Gegen vier der Angeklagten, unter ihnen zwei Polizisten, die die Bank bewachen sollten, verhängte das Gericht die Todesstrafe. Der fünfte, ein Wächter von Adala, wurde mangels Beweisen freigesprochen. Die beiden Polizisten hatten gestanden, dass sie von dem Bankraub wussten, sagten aber, sie seien an dem Verbrechen nicht beteiligt gewesen und hätten danach die Polizei informiert.

Mit dem Urteil zeigten die Richter, dass sie sich von den Appellen internationaler Menschenrechtsorganisationen, die Todesstrafe auszusetzen, nicht beeindrucken lassen. Wenige Tage zuvor hatte Amnesty International die irakische Justiz scharf für die Verhängung von Todesurteilen kritisiert. Mehr als 1.000 Menschen stünde möglicherweise die Hinrichtung bevor, hieß es in dem Bericht. Die Prozesse fänden oft hinter verschlossenen Türen statt, häufig würden die Angeklagten im Schnellverfahren verurteilt und Geständnisse unter Folter erzwungen.

Unter der US-Verwaltung wurde die Todesstrafe 2003 abgeschafft. Eine der ersten Amtshandlungen der Interimsregierung war jedoch, sie im Sommer 2004 wieder einzuführen. Selbst unter irakischen Menschenrechtlern findet man kaum jemand, der sich dagegen ausspricht. Die Todesstrafe sei als Abschreckung gegen Terroristen und Wiedergutmachung für die Opfer notwendig, lautet die weit verbreitete Meinung.

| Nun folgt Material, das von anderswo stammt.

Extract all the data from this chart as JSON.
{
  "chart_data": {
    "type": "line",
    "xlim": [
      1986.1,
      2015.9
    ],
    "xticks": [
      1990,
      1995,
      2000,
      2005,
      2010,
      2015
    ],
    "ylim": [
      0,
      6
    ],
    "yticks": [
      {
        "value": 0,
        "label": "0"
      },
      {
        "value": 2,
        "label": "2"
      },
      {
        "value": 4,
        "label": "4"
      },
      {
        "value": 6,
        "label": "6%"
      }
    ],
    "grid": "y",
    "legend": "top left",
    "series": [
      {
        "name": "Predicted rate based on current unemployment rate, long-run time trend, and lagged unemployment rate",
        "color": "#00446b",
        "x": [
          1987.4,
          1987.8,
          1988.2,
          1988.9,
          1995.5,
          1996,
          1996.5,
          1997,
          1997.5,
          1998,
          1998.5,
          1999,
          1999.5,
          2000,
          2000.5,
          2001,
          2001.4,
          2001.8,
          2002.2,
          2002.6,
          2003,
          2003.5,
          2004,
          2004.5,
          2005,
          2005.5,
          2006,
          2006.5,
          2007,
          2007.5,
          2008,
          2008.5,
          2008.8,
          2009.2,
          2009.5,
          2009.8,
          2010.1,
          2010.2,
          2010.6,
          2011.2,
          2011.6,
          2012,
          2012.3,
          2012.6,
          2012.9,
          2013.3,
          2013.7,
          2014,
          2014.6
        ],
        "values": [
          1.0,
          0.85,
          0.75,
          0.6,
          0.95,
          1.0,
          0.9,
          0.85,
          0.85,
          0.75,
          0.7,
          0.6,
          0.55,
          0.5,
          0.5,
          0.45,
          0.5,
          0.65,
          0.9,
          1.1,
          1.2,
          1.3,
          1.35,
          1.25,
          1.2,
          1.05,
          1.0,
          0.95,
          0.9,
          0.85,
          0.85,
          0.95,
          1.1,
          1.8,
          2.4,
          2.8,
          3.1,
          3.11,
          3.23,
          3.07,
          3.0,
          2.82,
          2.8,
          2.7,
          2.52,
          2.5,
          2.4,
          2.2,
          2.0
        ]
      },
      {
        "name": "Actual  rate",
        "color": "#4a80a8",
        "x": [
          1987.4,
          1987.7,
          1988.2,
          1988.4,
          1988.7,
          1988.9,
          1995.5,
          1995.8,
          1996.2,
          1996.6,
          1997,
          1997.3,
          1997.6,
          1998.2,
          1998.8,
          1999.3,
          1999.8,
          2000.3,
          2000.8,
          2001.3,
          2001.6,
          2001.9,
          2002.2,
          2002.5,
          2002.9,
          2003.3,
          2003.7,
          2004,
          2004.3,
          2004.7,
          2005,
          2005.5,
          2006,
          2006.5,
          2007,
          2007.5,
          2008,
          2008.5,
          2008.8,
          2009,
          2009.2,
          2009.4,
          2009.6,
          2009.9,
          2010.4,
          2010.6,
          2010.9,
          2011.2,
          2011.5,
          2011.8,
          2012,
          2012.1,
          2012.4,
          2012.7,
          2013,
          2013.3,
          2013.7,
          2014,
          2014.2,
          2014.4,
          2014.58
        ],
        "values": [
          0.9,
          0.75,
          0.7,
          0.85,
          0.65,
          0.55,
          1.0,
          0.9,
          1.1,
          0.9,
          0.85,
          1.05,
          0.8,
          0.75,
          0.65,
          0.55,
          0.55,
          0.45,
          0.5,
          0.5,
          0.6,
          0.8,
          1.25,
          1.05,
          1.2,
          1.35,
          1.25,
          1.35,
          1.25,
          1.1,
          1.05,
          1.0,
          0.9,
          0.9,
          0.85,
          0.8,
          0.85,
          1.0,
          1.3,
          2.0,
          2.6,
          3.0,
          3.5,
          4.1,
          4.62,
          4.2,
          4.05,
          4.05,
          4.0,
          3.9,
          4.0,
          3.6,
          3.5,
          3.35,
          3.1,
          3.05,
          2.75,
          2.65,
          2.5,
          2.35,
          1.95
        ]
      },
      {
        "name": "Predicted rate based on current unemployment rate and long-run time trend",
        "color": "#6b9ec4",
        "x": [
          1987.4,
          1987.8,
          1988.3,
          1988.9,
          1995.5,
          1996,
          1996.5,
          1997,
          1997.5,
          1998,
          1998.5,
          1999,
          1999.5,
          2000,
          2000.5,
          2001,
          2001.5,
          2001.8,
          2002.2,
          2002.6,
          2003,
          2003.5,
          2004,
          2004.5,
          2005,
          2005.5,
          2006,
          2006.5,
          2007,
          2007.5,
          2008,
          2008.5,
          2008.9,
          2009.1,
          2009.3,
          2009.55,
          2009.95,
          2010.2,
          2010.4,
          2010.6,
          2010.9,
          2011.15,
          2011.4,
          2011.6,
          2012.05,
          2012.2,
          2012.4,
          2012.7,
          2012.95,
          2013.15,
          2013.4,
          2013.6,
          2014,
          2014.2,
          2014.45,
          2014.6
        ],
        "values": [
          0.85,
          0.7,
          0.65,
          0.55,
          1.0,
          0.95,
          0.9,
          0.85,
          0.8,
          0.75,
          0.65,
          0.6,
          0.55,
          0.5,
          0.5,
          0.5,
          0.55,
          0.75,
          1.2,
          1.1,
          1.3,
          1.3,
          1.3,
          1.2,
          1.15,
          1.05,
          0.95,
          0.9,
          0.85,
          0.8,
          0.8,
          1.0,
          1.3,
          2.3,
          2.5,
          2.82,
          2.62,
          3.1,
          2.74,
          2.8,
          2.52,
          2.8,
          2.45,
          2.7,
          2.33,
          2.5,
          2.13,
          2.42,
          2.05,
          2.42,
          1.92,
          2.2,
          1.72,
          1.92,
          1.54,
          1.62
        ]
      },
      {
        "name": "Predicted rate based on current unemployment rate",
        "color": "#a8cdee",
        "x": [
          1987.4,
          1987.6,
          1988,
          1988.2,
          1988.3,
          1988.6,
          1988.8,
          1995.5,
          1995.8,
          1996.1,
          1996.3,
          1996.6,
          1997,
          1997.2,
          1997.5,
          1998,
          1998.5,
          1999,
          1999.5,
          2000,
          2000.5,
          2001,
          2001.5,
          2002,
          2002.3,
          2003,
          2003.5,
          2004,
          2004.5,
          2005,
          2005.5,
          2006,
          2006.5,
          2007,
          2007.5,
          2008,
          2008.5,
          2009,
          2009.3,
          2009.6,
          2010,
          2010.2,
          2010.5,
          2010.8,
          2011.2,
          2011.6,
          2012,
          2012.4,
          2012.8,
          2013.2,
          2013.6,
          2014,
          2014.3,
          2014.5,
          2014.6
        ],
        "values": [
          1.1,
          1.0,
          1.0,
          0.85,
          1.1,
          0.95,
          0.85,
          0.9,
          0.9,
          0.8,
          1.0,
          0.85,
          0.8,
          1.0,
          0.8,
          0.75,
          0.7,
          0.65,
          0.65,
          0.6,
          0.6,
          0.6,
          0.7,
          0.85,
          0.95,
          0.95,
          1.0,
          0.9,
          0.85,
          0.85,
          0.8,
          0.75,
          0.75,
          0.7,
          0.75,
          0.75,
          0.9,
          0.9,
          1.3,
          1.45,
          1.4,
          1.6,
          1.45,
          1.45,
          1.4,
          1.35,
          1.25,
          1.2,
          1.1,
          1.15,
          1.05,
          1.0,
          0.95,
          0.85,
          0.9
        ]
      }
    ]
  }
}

Dabei gibt sich offenbar nicht nur die Öffentlichkeit, sondern auch die Justiz mit Ermittlungsergebnissen zufrieden, die in internationalen Rechtsstandards nicht genügen. Einer der Hauptmängel ist, dass Urteile im Irak vor allem auf Geständnissen beruhen. Ein Widerruf vor Gericht hat dabei kaum Aussicht auf Erfolg. Laut der UN-Menschenrechtsorganisation fehlt es dem Irak auch an Richtern, um die große Zahl von Prozessen zu bewältigen. Obwohl irakisches Recht vorsieht, dass Häftlinge maximal 48 Stunden ohne Anklage festgehalten werden dürfen, säßen sie oft monatelang in Haft, erklärte die UNO. Von wirklicher Rechtsstaatlichkeit sei der Irak noch immer weit entfernt.